Annotation of the Albula glossodona Genome using MAKER

Brandon Pickett; Sheena Talma; Jessica R. Glass; Daniel Ence; Timothy P. Johnson; Paul D. Cowley; Perry G. Ridge; John S. K. Kauwe

Jan 22, 2022

**Annotation of the Albula glossodona Genome using MAKER**

DOI

dx.doi.org/10.17504/protocols.io.b3xvqpn6

Brandon D Pickett¹,
Sheena Talma²,
Jessica R. Glass^3,4,
Daniel Ence⁵,
Timothy P. Johnson⁶,
Paul D. Cowley³,
Perry G. Ridge¹,
John S. K. Kauwe^1,7

¹Department of Biology, Brigham Young University;
²Department of Ichthyology and Fisheries Science, Rhodes University;
³South African Institute for Aquatic Biodiversity;
⁴College of Fisheries and Ocean Sciences, University of Alaska Fairbanks;
⁵School of Forest Resources and Conservation, University of Florida;
⁶Independent;
⁷Brigham Young University - Hawai‘i

GigaScience Press

Brandon D Pickett

DOI: dx.doi.org/10.17504/protocols.io.b3xvqpn6

External link: https://doi.org/https://doi.org/10.1101/2021.09.10.458299

Protocol Citation: Brandon D Pickett, Sheena Talma, Jessica R. Glass, Daniel Ence, Timothy P. Johnson, Paul D. Cowley, Perry G. Ridge, John S. K. Kauwe 2022. Annotation of the Albula glossodona Genome using MAKER. protocols.io https://dx.doi.org/10.17504/protocols.io.b3xvqpn6

Manuscript citation:

Brandon D. Pickett, Sheena Talma, Jessica R. Glass, Daniel Ence, Timothy P. Johnson, Paul D. Cowley, Perry G. Ridge, John S. K. Kauwe. Genome Assembly of the Roundjaw Bonefish (Albula glossodonta), a Vulnerable Circumtropical Sportfish. GigaByte 2022. DOI: 10.46471/gigabyte.44.

License: This is an open access protocol distributed under the terms of the Creative Commons Attribution License, which permits unrestricted use, distribution, and reproduction in any medium, provided the original author and source are credited

Protocol status: Working

We use this protocol and it’s working

Created: January 17, 2022

Last Modified: March 07, 2022

Protocol Integer ID: 57045

Keywords: Genome Annotation, MAKER Annotation Pipeline, Albula glossodonta, Roundjaw Bonefish

Abstract

The Roundjaw Bonefish (Albula glossodonta) genome assembly was annotated following the MAKER pipeline.

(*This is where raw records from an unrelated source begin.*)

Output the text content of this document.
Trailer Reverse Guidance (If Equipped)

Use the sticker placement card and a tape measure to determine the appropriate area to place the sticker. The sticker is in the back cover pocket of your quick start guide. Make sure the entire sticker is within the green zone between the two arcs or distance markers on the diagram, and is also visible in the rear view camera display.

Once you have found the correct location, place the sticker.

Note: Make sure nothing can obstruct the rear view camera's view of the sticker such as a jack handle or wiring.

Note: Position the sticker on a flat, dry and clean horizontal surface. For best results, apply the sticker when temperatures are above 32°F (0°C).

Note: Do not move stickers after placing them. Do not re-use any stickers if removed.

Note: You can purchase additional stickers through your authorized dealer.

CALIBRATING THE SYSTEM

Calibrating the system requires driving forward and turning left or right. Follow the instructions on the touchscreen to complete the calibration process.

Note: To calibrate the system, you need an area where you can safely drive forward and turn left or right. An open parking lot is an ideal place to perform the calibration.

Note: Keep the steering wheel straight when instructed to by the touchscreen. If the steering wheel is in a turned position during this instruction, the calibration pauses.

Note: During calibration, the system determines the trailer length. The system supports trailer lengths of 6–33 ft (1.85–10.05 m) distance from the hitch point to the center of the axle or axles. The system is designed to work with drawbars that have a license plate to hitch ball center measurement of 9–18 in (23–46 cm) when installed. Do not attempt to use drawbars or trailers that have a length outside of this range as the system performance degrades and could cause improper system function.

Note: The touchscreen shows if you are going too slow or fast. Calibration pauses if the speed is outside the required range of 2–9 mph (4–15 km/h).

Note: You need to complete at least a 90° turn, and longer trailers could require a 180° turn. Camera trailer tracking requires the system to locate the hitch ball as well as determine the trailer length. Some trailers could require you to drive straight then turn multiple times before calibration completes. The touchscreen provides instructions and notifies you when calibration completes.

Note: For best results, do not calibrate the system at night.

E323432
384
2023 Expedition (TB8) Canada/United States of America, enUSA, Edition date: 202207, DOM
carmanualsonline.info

The steps we took are outlined here, but this process assumes you have successfully installed MAKER in advance. The following versions of tools were used (in alphabetical order): AUGUSTUS v3.3.2, BEDTools v2.28.0, BUSCO v4.0.6 with OrthoDB v10, EVidenceModeler v1.1.1, GeneMark-ES v4.38, gFACs v1.1.1, InterProScan v5.45-80.0, MAKER v3.01.02-beta, NCBI BLAST+ Suite v2.9.0, SNAP commit #daf76ba (3 June 2019), and tRNAscan-SE v1.3.1.

Guidelines

Not applicable.

Materials

Not applicable.

Safety warnings

Not applicable.

Prepare for MAKER

Prepare for MAKER
Create a working directory for MAKER and then create the initial control files. Edit them to match your environment using your favorite text editor, e.g., we had to set use_rapsearch to 0 and blast_type to ncbi+ in maker_bopts.ctl. Take a careful look at maker_exe.ctl to ensure you have the paths correctly set for the requisite executables. We’ll be changing maker_opts.ctl for each MAKER round.

mkdir maker
cd maker
maker -CTL
for FN in *.ctl; do vim ${FN}; done

MAKER Round #1

Create a working directory and copy control files

mkdir rnd1
cd rnd1
cp ../*.ctl .

Modify the control files
The following shows the relevant or modified lines from maker_opts.ctl:

# genome
genome=/path/to/scaffolds.fa
organism_type=eukaryotic

#re-annotation
maker_gff=
est_pass=0
protein_pass=0
rm_pass=0
model_pass=0
pred_pass=0
other_pass=0

# est/rna-seq
est=/path/to/Trinity/transcripts.fa
est_gff=

# protein homology
protein=/path/to/uniprot_sprot.fa
protein_gff=

# repeat masking
model_org=all
rmlib=/path/to/RepeatModeler/results/assembly-db-families.fa
repeat_protein=/path/to/maker-install-dir/data/te_proteins.fa
rm_gff=
softmask=1

# gene prediction
snaphmm=
gmhmm=
augustus_species=
pred_gff=
model_gff=
run_evm=0
est2genome=1
protein2genome=1
trna=0

# maker behavior
max_dna_len=1000000
min_contig=20000

pred_flank=200
pred_stats=0
AED_threshold=1
min_protein=0
alt_splice=0
always_complete=0
map_forward=0
keep_preds=0

split_hit=10000
min_intron=20
single_exon=0
single_length=250
correct_est_fusion=0

Run MAKER
If using MPI (we did), MAKER recommends submitting your job with mpiexec, but we found that mpirun worked.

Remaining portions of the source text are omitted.